Oleh : Erny Wirdaningsih
Email : an_tara_kita@yahoo.co.id
Jika aku kerapkali membiarkan jari-jariku menari diatas keyboard komputerku, wanita itu justru membiarkan jemarinya menari diatas kanvas. Setiap garis ia hubungkan hingga membentuk sesuatu yang kadangkala nyaris aku sendiri pun tak tahu apa itu. Dia bagai orang bisu yang tak bisa berkata-kata. Setiapkali aku bertanya sesuatu, dia hanya memainkan dua bola matanya sebagai isyarat, atau kadang-kadang dia hanya sekedar mengangguk atau menggeleng pelan.
Matahari belum sempurna betul memancarkan sinar terangnya. Cahayanya masih mengintip dari balik dedaunan muda yang sesekali terhempas angin. Sejak pagi tadi, saat mentari masih teronggok bisu membiuskan fajar kebumi, wanita berambut pirang dan bermata cokelat itu telah duduk manis dihadapan kanvasnya. Sesekali ia torehkan warna hitam, merah, biru, dan entah apalagi. Aku memperhatikannya dari jauh. Sangat jauh!
Entah apa yang pernah terjadi dimasalalunya, hingga dua bola matanya selalu tergenang butiran salju yang hampir tumpah. Aku yakin wanita itu tidak bisu, karena waktu itu aku sempat mendengar dia bicara pada seseorang dibalik telphon selulernya. Tapi aku sungguh tak mengerti mengapa dia enggan berbagi kisah denganku? Yach, aku memang tidak mengenal dia, tapi tetap saja aku sangat bahagia jika dia mau berbagi kisah. Entahlah.
**
Seakan ada sesuatu yang hilang, sesuatu yang terlihat asing dimataku. Sosok bermata cokelat yang biasanya terpaku dalam diam disudut kursi taman itu, kini nyaris tak tampak, padahal matahari sudah terlalu tinggi dipermukaan langit. Cahayanya pun terbias pada rinai garis-garis awan yang terlihat seolah kelabu.
Kulangkahkan kakiku kearah tempat wanita bermata cokelat itu biasa menjalani rutinitasnya. Disana aku melihat ada sisa-sisa warna cat yang masih tertinggal diatas batu besar tempat biasa ia duduk. Aku berharap hari ini wanita itu datang dengan membawa seutas senyuman dan mau membuka diri untuk berbicara denganku. Sungguh! Aku penasaran siapa dia sebenarnya.

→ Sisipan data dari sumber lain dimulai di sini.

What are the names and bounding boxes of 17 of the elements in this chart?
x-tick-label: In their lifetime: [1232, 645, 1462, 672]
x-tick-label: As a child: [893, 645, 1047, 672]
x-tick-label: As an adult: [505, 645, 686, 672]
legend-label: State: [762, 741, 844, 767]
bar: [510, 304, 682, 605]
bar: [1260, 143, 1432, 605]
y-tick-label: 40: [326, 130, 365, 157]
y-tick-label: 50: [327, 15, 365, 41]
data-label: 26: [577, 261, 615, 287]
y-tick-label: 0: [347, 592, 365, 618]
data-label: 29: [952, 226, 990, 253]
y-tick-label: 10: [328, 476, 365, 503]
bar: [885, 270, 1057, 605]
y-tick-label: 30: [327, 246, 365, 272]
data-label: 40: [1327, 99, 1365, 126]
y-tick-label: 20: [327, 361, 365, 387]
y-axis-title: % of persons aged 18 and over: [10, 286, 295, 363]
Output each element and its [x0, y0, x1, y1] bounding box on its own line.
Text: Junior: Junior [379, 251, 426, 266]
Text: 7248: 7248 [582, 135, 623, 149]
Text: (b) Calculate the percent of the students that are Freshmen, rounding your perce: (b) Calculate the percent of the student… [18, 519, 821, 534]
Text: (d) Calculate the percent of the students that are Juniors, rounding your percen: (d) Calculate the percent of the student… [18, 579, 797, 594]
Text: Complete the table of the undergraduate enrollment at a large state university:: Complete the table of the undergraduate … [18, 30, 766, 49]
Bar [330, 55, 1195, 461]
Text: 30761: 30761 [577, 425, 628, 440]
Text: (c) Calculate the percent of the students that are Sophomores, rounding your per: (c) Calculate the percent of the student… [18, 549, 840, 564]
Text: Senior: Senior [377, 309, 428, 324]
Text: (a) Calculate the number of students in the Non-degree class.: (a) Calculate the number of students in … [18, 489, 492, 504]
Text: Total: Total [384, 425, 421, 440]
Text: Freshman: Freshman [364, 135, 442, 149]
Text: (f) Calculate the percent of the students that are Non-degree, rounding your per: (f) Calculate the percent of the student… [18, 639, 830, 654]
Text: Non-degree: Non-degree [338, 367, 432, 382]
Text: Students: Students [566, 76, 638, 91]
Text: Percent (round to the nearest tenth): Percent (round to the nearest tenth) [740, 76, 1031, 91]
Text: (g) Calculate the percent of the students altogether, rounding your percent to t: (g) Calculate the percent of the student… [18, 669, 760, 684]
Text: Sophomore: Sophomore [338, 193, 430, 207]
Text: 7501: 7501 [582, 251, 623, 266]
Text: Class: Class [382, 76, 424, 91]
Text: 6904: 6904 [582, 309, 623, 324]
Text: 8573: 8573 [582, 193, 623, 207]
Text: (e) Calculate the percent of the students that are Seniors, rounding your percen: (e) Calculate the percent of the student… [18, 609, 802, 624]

“Maaf, anda siapa?” Tiba-tiba suara itu menghamburkan lamunanku. Kuarahkan pandangan menuju suara tersebut. Dan sesosok wanita misterius itu berdiri tepat dibelakangku. Lengan sebelah kirinya mengapit lukisan-lukisan yang hampir jadi, tapi tak seutuhnya jadi, sedangkan kedua tangannya memegang peralatan lukis. Aku berdiri dari dudukku, lalu kusapa dia ramah.
“Maaf, aku Reza”. Ucapku sambil mengulurkan tangan. Wanita itu lalu meletakkan peralatan lukisnya diatas sebuah meja kecil, dan disambutnya uluran tanganku.
“Arini”. Jawabnya datar.
Oh,tuhan tangannya begitu lembut. Saat dia membalas uluan tanganku, aku bisa merasakan betapa dinginnya jemari itu. Sangat dingin! Dan ketika itu aku bisa melihat dengan jelas betapa indahnya dia. Tubuh jangkungnya yang putih dengan mata belo’ dan rambut pirang sebahu, sempurnalah ia bagai seorang bidadari. Aku belum pernah menemui seorang wanita secantik dia.
Aku dan wanita itu lalu brbincang-bincang. Meski sebelumnya beberapa pertanyaanku sempat tak dijawabnya.
“Lukisan kamu bagus. Warnanya hidup. Mengapa tak dijual saja?” Tanyaku membuka obrolan.
“Lukisan ini akan kujual”. Ucapnya tanpa mimik.
“Kalau boleh tahu siapa sosok lelaki dalam lukisan itu?” Tanyaku hati-hati, takut membuatnya tersinggung. Sejenak dia menatap mataku tajam, tanpa senyum. Tanpa kata-kata pula.
“Maaf kalau pertanyaan itu membuatmu tersinggung. Aku tidak bermaksud…”
“Tidak apa-apa”. Ucapnya sebelum aku sempat meneruskan kata-kataku. Lalu kemudian suasana hening lagi.
**
Hampir seminggu perempuan itu tak lagi pernah tampak berada ditaman kota. Aku kehilangan dia, sama kehilangannya saat dia telat datang tempo hari. Bahkan ini jauh lebih kehilangan!
Ada rindu yang diam-diam mencuri hatiku. Ada rindu yang pelan-pelan membelaiku lewat sapaan angin yang ramah. Aku mencoba membaca warna rindu itu, rindu yang sebelumnya tak pernah ada. Dan hari ini warna rindu itu semakin jelas, mengubun diurat nadiku.
Aku mencari sosok itu, mencarinya tanpa identitas yang kukenal. Setiap orang yang kutemui ditaman ini selalu kutanyai tentangnya. Tapi tak satu pun yang tahu. Semuanya menggeleng, tak ada satu pun yang tahu dimana dia. Dan anehnya lagi, tak pula ada yang tahu sosok pelukis itu ditaman ini.
“Maaf pak, numpang tanya”. Ucapku pada salah seorang bapak yang lewat tepat diseonggok batu besar tempat wanita itu biasa meopangkan waktunya.
“Ya”
“Bapak tahu tidak wanita yang biasanya melukis dibatu besar ini?” Tanyaku sopan. Matanya sempat mengingat-ingat, dan keningnya mengernyit, lalu cepat-cepat dia menggeleng dan kemudian pergi meninggalkanku tanpa kata-kata. Begitulah kerapkali yang terjadi saat aku menanyakan tentang sosok pelukis itu.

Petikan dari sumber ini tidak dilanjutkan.